Chk1
kinase is a key signal transducer in the checkpoint pathways responding to DNA
damage. Chk1 has been shown to be transcriptionally down-regulated in
response to cis-dichloro-diamino platinum treatment in a p53-dependent
manner. Now we isolated and characterised the 5' flanking region of the
Chk1 gene. We demonstrated that the isolated region has promoter activity
when cloned upstream to a reporter luciferase gene and we could define the
minimal promoter region.
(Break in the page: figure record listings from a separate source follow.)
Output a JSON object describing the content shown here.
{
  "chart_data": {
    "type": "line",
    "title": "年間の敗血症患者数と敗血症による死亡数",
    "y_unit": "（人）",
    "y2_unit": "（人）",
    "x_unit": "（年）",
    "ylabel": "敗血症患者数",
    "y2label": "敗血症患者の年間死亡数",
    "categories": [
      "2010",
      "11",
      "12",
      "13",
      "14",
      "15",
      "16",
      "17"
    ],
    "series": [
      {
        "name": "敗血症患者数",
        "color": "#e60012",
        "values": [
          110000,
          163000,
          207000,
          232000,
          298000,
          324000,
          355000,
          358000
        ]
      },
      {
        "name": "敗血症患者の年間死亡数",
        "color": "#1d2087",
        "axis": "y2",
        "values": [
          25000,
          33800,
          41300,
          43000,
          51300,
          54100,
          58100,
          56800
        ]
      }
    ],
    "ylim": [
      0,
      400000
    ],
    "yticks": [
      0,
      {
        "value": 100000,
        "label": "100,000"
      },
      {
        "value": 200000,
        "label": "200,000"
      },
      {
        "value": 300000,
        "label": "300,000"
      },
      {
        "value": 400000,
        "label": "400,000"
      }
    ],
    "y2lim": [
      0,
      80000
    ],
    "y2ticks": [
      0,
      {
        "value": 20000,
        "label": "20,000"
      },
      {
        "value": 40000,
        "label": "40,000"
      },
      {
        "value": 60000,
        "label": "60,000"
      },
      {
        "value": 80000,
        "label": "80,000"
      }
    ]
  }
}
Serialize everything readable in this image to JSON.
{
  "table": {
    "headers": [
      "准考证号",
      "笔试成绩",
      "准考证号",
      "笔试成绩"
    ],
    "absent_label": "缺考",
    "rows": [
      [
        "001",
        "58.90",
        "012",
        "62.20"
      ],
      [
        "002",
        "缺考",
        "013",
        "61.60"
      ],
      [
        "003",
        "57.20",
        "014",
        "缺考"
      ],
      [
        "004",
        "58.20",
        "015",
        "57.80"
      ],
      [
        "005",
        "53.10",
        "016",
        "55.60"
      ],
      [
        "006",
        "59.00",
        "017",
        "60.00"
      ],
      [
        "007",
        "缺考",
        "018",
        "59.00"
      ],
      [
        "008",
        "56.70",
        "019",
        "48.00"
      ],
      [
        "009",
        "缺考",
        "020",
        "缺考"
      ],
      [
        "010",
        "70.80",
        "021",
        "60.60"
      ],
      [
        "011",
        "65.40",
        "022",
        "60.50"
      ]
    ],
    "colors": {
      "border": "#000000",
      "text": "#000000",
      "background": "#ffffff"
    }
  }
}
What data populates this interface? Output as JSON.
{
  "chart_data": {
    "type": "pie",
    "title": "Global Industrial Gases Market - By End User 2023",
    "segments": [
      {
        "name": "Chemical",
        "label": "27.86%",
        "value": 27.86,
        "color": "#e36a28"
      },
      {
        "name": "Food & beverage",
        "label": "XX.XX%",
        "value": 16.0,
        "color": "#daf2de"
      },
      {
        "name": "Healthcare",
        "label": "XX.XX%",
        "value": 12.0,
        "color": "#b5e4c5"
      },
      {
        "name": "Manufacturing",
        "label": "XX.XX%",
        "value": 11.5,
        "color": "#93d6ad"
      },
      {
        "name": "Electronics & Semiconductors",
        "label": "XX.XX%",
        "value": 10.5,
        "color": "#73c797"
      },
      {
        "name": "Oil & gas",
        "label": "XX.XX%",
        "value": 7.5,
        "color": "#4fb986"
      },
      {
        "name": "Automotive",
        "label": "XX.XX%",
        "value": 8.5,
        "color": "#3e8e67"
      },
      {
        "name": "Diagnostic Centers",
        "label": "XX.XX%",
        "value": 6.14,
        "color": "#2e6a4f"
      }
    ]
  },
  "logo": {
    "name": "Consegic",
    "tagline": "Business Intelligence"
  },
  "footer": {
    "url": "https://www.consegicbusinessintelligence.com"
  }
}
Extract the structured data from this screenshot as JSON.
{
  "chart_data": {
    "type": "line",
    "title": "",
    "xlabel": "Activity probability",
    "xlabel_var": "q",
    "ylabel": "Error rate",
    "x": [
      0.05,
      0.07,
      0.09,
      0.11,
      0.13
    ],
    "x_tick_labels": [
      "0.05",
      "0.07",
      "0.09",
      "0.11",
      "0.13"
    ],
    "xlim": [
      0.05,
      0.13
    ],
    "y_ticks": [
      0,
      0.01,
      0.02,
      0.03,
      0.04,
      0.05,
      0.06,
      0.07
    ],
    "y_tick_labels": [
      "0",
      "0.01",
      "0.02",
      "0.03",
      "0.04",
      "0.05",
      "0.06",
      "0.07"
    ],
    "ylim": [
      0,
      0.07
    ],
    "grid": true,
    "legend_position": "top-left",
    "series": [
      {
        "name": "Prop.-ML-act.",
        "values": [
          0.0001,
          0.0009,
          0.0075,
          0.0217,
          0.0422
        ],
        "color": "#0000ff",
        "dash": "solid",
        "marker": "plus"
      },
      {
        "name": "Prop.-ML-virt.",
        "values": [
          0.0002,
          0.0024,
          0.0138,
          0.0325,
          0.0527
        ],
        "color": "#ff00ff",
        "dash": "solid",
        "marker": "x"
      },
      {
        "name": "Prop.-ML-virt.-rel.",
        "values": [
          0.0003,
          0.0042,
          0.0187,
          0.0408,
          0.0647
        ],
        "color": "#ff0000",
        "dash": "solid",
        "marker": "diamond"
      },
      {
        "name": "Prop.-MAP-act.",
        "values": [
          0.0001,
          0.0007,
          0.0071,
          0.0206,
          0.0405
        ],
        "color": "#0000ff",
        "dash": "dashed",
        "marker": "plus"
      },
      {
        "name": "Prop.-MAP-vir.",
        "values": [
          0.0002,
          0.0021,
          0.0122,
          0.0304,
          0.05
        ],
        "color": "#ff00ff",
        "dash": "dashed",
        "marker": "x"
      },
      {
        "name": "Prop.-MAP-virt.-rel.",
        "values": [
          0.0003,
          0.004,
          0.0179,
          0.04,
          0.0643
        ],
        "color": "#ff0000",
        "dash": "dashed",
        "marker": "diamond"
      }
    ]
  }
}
The modulation of the transcriptional activity of
the cloned Chk1 promoter region by different transcription factors was investigated
by co-transfection experiments and by using different isogenic systems. It
was shown that p53 is indeed able to down-regulate the promoter activity of
the cloned region, providing a mechanistic explanation to the observation
that p53 decreases Chk1 protein levels after DNA damage. Several E2F
binding sites were detected in the genomic sequence and E2F1 induced Chk1
promoter activity in co-transfection experiments. This induction was
abolished when a mutated form of E2F1, not able to bind DNA, was used.
Over-expression of E2F1 sustained an increased Chk1 promoter activity,
whereas overexpression of Rb protein, which binds E2F factors, decreased
Chk1 promoter activity. We discuss our results in the context of Chk1
involvment in DNA damage checkpoint pathways.